ABB and IBM Partner on Latest Technology for Security Monitoring in Industrial OperationsOctober 21, 2020 by Alessandro Mascellino
The companies jointly announced last week the release of a new operational technology (OT) Security Event Monitoring Service.
The new solution connects OT data with the broader IT security environment to increase the security of systems across the entire production line.
Secure Technologies for the Automation Industry
The new partnership combines ABB’s process control system domain expertise with IBM’s security event monitoring solutions. The result is a series of products designed to counter the increasing number of cyber-attacks in the automation industry.
The two companies logos. Image courtesy of ABB.
The new OT Security Event Monitoring Service, for example, was co-developed by the two companies to streamline the transfer process of security events data from ABB to QRadar, IBM’s Security Information and Event Monitoring (SIEM) platform.
According to the firms, this would be the first time OT data and process industry domain expertise is being brought directly into a SIEM system. The move will allow IBM to manage threats to ABB’s industrial systems directly within their own infrastructures, thus optimizing the speed of reaction and effectiveness of countermeasures.
Identifying Potential Threats
IBM QRadar is a security analytics tool developed to identify threats and reduce the total alert volume. The suite enables visibility into enterprise data on both on-premises and cloud-based environments, detecting known and unknown threats and prioritizing potential incidents.
QRadar’s machine learning capabilities mean the closed-loop feedback continuously improves detection, using the time saved from automated security intelligence to find threats and automate containment processes.
A screenshot from QRadar. Image courtesy of IBM.
The ABB and IBM technologies beyond QRadar are designed on open platforms to be deployed across hybrid cloud environments on private, on-premise, or public clouds. The solution is also designed so that all security processes are automated and do not hinder the execution of on-site industrial tasks.

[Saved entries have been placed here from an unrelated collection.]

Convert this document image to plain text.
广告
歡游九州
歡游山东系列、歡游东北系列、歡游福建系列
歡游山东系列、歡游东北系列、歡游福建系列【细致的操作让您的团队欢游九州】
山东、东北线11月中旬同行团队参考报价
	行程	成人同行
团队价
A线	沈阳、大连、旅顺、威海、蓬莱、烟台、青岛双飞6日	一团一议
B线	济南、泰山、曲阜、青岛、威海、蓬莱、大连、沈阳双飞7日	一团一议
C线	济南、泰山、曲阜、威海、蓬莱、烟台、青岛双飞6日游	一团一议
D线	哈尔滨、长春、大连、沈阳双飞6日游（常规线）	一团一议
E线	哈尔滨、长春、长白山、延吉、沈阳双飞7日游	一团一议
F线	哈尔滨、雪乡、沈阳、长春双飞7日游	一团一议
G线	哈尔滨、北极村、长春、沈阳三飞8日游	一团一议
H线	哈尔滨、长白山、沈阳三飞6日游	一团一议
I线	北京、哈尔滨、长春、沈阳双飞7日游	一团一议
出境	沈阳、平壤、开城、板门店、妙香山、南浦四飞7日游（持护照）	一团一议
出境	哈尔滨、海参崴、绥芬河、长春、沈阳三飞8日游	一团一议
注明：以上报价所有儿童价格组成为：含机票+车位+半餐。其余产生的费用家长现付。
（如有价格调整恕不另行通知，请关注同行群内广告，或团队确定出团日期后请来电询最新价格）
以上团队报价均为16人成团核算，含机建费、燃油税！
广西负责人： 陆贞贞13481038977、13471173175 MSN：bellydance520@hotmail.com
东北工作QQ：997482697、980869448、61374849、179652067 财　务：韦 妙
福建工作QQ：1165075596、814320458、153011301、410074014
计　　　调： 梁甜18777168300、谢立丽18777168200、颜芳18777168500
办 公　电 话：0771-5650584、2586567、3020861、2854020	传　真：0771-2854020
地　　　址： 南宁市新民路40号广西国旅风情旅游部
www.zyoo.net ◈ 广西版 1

The Radar's security analysis feature aims to speed up threat detection by operating through a unique use case library. This library automatically detects and flags incidents and activates alarms.

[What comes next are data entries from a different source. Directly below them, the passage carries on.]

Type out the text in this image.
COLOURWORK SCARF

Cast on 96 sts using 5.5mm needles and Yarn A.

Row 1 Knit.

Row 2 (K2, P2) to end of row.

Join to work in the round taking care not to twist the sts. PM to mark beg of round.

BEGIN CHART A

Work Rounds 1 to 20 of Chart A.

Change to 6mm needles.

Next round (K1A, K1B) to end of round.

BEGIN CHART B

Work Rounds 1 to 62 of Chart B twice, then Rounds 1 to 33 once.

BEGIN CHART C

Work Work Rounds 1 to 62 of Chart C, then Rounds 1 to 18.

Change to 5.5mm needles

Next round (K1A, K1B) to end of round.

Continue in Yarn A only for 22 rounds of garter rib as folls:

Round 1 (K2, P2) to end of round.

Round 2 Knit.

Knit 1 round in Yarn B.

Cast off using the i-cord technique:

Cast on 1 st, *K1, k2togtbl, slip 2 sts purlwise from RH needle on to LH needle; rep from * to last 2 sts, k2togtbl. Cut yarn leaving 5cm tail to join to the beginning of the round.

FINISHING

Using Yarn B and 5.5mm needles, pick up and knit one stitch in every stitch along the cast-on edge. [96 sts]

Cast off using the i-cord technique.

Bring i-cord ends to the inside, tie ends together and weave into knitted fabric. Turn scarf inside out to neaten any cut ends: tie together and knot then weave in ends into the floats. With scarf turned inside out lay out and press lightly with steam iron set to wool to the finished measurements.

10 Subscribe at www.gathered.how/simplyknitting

Developed for Industrial Automation
The combination of ABB’s SIEM and IBM’s QRadar provides domain knowledge for system engineers to react to security incidents, especially those related to process control. The solution is suited for industrial processes and is intended for applications in oil, gas, chemicals, and mining.

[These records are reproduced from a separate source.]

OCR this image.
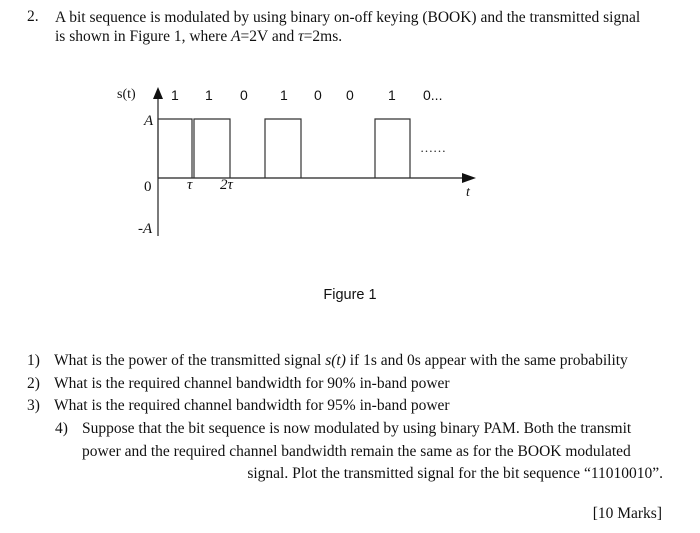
2. A bit sequence is modulated by using binary on-off keying (BOOK) and the transmitted signal
is shown in Figure 1, where A=2V and τ=2ms.
……
s(t)
A
0
-A
τ 2τ	t
1 1 0 1 0 0 1 0...
Figure 1
1) What is the power of the transmitted signal s(t) if 1s and 0s appear with the same probability
2) What is the required channel bandwidth for 90% in-band power
3) What is the required channel bandwidth for 95% in-band power
4) Suppose that the bit sequence is now modulated by using binary PAM. Both the transmit
power and the required channel bandwidth remain the same as for the BOOK modulated
signal. Plot the transmitted signal for the bit sequence “11010010”.
[10 Marks]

"We see the integration of these solutions as bringing market-leading capabilities together for a singular view of OT security,” commented Dr. Andreas Kühmichel, CTO, Chemicals, Petroleum & Industrial Products at IBM. ABB and IBM said the new system is currently being used by early adopters and will be made widely available by ABB in the next few months to further enhance industrial automation security.
“With more comprehensive OT and IT security visibility, clients can help reduce the risk of production being suddenly interrupted due to a security event, resulting in costly downtime and broader risk to the company,” Kühmichel added.
The two companies confirmed they would continue collaborating on OT security to develop new capabilities and opportunities that face customer challenges in the automation industry.